JEANS REVIVAL AT DEJA BLUE

Byline: Jennifer Owens

WASHINGTON — At Deja Blue, Georgetown’s hip used-jeans boutique, owner Ned Fuller has three rules: The jeans must be used, they must be Levi’s and they must be men’s.
“I won’t stock women’s jeans,” Fuller said. “Nobody wants them. And I can’t give them away. I’ve tried.”
Yet Fuller estimates that at least 75 percent of his customers at his two stores — an 800-square-foot unit in Georgetown and a new 2,000-square-foot site in Bethesda, Md. — are women.

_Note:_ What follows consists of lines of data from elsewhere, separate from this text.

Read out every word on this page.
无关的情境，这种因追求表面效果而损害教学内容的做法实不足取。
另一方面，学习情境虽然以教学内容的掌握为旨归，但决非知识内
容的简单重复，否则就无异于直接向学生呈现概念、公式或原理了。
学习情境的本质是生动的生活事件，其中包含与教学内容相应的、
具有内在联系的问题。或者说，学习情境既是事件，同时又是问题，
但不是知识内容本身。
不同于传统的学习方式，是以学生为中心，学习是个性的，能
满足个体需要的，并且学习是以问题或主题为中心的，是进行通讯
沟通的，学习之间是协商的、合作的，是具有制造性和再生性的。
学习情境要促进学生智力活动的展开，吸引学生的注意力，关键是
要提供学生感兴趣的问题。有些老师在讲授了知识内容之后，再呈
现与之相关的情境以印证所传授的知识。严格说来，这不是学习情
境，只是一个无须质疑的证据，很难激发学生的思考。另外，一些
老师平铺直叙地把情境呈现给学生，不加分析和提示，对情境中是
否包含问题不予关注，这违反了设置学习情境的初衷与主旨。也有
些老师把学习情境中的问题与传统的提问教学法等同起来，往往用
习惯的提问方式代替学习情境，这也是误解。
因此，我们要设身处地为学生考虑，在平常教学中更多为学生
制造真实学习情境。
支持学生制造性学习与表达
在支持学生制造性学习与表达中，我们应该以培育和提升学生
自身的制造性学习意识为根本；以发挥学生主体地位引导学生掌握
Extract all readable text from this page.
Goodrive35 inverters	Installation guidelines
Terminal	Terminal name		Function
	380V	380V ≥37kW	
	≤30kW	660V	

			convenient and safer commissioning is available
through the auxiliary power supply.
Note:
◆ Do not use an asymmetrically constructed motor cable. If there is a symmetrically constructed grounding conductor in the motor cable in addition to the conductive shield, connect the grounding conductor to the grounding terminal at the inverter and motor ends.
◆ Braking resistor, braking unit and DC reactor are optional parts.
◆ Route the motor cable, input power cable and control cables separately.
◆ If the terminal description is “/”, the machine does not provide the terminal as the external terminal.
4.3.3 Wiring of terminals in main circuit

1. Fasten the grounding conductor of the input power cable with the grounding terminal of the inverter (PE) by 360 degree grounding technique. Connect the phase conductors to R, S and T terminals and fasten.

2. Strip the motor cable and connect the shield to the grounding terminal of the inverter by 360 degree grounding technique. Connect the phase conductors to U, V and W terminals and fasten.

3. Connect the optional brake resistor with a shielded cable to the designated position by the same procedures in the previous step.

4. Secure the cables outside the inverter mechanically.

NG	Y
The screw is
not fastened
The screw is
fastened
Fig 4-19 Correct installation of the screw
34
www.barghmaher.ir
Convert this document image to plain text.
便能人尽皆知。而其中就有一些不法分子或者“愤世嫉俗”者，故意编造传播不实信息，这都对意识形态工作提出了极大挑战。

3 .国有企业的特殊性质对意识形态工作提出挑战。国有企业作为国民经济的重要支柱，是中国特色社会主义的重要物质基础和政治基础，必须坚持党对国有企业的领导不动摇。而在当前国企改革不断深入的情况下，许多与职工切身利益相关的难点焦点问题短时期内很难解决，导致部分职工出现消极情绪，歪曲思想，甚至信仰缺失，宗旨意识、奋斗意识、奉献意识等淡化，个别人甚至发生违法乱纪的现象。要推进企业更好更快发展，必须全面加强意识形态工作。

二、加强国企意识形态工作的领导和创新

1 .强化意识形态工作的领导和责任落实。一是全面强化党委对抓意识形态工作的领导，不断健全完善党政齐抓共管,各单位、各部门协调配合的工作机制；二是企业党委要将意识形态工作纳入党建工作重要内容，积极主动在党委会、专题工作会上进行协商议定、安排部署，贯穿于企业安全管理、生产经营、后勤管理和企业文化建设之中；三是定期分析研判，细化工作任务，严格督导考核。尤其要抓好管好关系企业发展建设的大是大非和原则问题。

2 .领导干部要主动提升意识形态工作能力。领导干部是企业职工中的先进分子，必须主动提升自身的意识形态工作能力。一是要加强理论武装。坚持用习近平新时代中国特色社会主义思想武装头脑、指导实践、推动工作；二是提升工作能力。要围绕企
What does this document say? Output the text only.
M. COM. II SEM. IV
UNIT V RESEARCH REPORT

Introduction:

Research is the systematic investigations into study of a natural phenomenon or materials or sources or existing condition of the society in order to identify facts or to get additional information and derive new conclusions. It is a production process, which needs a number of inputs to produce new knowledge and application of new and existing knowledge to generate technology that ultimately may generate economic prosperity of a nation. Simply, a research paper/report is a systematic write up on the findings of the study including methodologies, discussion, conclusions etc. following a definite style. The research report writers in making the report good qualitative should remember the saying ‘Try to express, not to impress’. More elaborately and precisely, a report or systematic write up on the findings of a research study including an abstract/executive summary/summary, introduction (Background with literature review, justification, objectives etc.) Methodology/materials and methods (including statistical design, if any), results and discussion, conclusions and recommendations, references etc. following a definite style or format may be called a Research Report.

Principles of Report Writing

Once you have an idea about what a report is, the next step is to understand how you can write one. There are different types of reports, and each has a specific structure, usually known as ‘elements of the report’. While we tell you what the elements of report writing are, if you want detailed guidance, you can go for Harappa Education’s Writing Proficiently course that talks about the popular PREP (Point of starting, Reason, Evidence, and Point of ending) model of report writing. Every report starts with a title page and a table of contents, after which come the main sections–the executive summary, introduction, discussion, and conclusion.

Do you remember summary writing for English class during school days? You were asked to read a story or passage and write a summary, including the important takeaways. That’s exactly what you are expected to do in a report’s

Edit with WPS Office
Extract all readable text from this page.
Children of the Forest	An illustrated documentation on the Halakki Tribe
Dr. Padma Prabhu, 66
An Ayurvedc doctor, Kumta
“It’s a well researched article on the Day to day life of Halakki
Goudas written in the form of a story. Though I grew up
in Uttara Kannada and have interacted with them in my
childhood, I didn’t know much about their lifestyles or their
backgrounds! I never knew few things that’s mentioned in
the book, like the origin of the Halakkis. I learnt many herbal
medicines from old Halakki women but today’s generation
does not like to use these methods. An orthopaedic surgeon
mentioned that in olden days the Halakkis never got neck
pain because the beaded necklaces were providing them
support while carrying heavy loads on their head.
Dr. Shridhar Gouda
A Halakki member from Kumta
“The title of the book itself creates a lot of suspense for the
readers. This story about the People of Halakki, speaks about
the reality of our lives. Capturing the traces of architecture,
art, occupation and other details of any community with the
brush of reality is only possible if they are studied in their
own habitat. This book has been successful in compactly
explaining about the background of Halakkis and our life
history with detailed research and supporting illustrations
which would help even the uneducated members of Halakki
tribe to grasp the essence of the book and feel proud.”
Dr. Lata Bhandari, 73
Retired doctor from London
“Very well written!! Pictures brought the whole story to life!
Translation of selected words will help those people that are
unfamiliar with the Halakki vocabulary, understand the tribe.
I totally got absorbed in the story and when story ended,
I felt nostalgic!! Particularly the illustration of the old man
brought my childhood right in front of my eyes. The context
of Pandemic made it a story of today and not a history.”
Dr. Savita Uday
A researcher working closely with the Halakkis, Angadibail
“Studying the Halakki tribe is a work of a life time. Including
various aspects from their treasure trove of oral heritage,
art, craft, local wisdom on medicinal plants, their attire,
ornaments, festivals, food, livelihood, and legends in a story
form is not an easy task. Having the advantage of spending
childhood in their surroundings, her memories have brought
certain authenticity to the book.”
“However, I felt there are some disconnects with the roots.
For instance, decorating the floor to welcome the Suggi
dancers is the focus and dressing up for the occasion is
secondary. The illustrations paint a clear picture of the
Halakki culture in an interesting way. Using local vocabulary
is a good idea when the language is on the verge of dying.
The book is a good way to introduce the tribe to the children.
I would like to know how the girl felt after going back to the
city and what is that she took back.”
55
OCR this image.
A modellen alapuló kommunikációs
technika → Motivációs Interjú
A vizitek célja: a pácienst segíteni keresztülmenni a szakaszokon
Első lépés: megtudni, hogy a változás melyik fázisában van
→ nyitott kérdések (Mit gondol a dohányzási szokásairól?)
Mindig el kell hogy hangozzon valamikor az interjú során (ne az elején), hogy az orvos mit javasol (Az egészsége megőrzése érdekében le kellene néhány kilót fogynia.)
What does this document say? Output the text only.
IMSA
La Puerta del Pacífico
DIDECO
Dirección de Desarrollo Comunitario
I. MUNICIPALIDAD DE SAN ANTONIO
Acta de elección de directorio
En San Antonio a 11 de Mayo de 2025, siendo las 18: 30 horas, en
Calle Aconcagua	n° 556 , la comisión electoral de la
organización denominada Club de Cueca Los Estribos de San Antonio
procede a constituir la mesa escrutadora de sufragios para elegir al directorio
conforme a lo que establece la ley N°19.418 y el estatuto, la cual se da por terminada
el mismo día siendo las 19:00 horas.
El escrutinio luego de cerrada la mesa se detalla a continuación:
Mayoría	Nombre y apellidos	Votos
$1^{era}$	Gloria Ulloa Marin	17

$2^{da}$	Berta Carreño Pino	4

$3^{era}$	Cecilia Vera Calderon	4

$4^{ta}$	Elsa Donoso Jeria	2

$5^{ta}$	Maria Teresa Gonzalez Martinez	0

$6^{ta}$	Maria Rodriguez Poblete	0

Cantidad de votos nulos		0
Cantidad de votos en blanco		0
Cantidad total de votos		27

They want vintage, said Fuller, such as old 501s, 505s, 517s and 550s. Most of the stock sells for about $25, but among the more than 3,000 used jeans he stocks between his two stores there are some items with considerably higher price tags. Thirty-year-old bell-bottoms are a hot item right now, despite the $150 price tag, and Fuller on occasion will also sell even pricier goods — up to $2,000 per pair to denim connoisseurs, such as Japanese tourists who come to his store seeking decades-old denim. Fuller advertises the store in Japanese travel guides.
These tourists, he said, are looking for a slice of Americana. “Levi’s production is so uniform that you can date precisely when they changed something,” Fuller said. Coveted styles include pairs from the Forties whose rusty rivets show they were made before Levi’s began to varnish its copper and a Red Tab style known as “capital E,” whose label indicates it was made before 1971.
A former career army officer and civil engineer, Fuller started his business as a vintage-jeans wholesaler about seven years ago and has since become familiar with the nuances of vintage denim. He estimates the stores will generate a combined $500,000 in sales this year, with much of that coming from business with the area’s many students.
Fuller has also had celebrity clients, including Madonna, Chelsea Clinton and Aerosmith lead singer Steven Tyler, who once brought the whole band into the Georgetown store for a two-hour spree.
To keep his stores filled, Fuller has a network of individual suppliers. He has a source in San Francisco with a bevy of Levi’s bell-bottoms, and he also carries some official Navy surplus jeans sold to him by a woman in Jacksonville, Fla. In addition to jeans, Fuller sells vintage Hawaiian shirts and old work shirts he buys from a source in El Paso, Tex.
“They find me from all over the country,” said Fuller, who hand-picks each item he sells. In jeans, Fuller looks for no stains or holes, although he will send special pairs, including those of his customers, out for repairs. Fuller also remains intent on teaching his staff about his product and helping them fit the customer.
“If it doesn’t look good, you tactfully tell them it looks like hell,” Fuller said. “Because if we don’t tell them, someone eventually will.”